I love Caroline Herring's voice. Not quite alto and not quite tenor (they do allow ladies to sing tenor, do they not?), it wavers between and, thanks to a natural tremor, is one of the more intriguing voices I've heard. That tremor, in fact, draws me in almost as much as Herring's songwriting which just seems to be getting better with each release. I knew she was a songwriter the first time I heard Lantana (here), Herring's impressive 2008 release. When 2009's Golden Apples of the Sun (here) hit the street, that knowledge was reinforced. I don't know which rock I was hiding under last year when The Little House Songs hit the street but after the many years of trauma of Little Joe's ham-fisted attempts at making the Little House into reality (he failed miserably), maybe I ran from that album on general principles. Well, not really. I just plain missed it and after hearing Camilla, I wish I hadn't because if it even approaches this album, it has to be solid.

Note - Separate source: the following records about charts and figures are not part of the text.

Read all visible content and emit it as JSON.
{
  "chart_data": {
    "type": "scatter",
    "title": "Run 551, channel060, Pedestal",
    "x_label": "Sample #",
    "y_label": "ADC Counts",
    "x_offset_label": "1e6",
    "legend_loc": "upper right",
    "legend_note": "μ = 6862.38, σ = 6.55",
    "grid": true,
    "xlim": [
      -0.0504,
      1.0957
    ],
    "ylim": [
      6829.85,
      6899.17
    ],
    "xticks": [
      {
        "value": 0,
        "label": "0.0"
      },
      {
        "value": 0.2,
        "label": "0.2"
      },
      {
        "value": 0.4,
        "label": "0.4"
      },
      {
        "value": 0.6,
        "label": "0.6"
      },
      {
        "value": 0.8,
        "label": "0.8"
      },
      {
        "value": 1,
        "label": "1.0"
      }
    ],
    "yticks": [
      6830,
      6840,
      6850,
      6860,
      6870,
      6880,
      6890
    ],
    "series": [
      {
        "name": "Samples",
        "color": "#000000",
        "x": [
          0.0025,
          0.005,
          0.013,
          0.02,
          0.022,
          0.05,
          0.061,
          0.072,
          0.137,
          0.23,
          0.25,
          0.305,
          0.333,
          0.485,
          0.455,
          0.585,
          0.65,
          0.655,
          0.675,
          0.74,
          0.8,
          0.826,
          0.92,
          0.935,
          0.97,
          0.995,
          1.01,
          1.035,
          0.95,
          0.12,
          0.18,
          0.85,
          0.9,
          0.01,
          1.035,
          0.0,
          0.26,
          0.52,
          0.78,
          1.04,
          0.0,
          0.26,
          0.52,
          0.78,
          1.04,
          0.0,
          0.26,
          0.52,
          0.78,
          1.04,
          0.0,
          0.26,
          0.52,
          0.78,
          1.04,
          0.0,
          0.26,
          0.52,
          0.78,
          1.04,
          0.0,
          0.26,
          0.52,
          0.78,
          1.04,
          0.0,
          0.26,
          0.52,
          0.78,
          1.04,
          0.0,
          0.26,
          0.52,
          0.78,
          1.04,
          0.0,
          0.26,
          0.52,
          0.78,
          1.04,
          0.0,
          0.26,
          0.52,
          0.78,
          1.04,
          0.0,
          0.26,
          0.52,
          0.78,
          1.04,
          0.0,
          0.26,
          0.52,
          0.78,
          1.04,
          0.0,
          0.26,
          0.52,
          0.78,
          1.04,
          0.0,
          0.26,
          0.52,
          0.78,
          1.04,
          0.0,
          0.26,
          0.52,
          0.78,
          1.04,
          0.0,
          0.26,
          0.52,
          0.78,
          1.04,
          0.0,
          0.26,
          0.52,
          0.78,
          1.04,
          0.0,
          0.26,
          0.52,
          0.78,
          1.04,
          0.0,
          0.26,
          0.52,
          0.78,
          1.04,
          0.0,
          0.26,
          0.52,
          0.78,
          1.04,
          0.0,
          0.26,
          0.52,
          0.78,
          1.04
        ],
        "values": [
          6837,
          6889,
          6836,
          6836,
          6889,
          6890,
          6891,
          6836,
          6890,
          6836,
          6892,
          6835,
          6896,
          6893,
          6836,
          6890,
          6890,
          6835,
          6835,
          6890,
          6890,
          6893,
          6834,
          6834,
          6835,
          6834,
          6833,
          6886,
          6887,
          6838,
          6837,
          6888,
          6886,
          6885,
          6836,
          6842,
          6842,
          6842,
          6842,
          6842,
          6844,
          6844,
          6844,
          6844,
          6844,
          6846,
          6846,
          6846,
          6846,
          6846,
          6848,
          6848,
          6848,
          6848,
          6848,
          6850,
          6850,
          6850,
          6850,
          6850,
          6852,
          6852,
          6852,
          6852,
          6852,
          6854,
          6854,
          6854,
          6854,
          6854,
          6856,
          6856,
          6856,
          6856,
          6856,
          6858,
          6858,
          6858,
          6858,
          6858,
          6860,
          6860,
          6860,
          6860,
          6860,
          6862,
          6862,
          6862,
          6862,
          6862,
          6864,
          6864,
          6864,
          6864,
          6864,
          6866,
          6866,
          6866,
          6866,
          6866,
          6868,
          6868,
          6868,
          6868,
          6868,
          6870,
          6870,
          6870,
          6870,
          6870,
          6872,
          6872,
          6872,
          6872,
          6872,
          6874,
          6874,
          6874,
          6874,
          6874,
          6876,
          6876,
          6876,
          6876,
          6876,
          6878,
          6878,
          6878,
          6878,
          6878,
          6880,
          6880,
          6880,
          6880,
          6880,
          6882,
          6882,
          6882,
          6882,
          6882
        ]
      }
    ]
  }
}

I always looked upon Herring as a folkie. I may have been wrong. Camilla is so roots-based and the songs' presentations so natural I may have to reevaluate her entire output to-date. Those roots are mainly Southern but there are moments of modern folk and traditional folk as well, though the way Herring handles them you notice it little. It is more the instrumentation that strikes the ear, the finger-plucked and finger-picked guitars, pedal steel and violin cloaking each song in the instruments' aura of choice.
Songs that jumped off the disc right off are the folk-rockin' Camilla, the gospel-tinged Fireflies, the harmonious and a capella Traveling Shoes and the beautifully stunning White Dress, which is Herring all the way.
Performance: A. Production: A. Songwriting: A. That'll be hard to beat on the next album. Something to look forward to.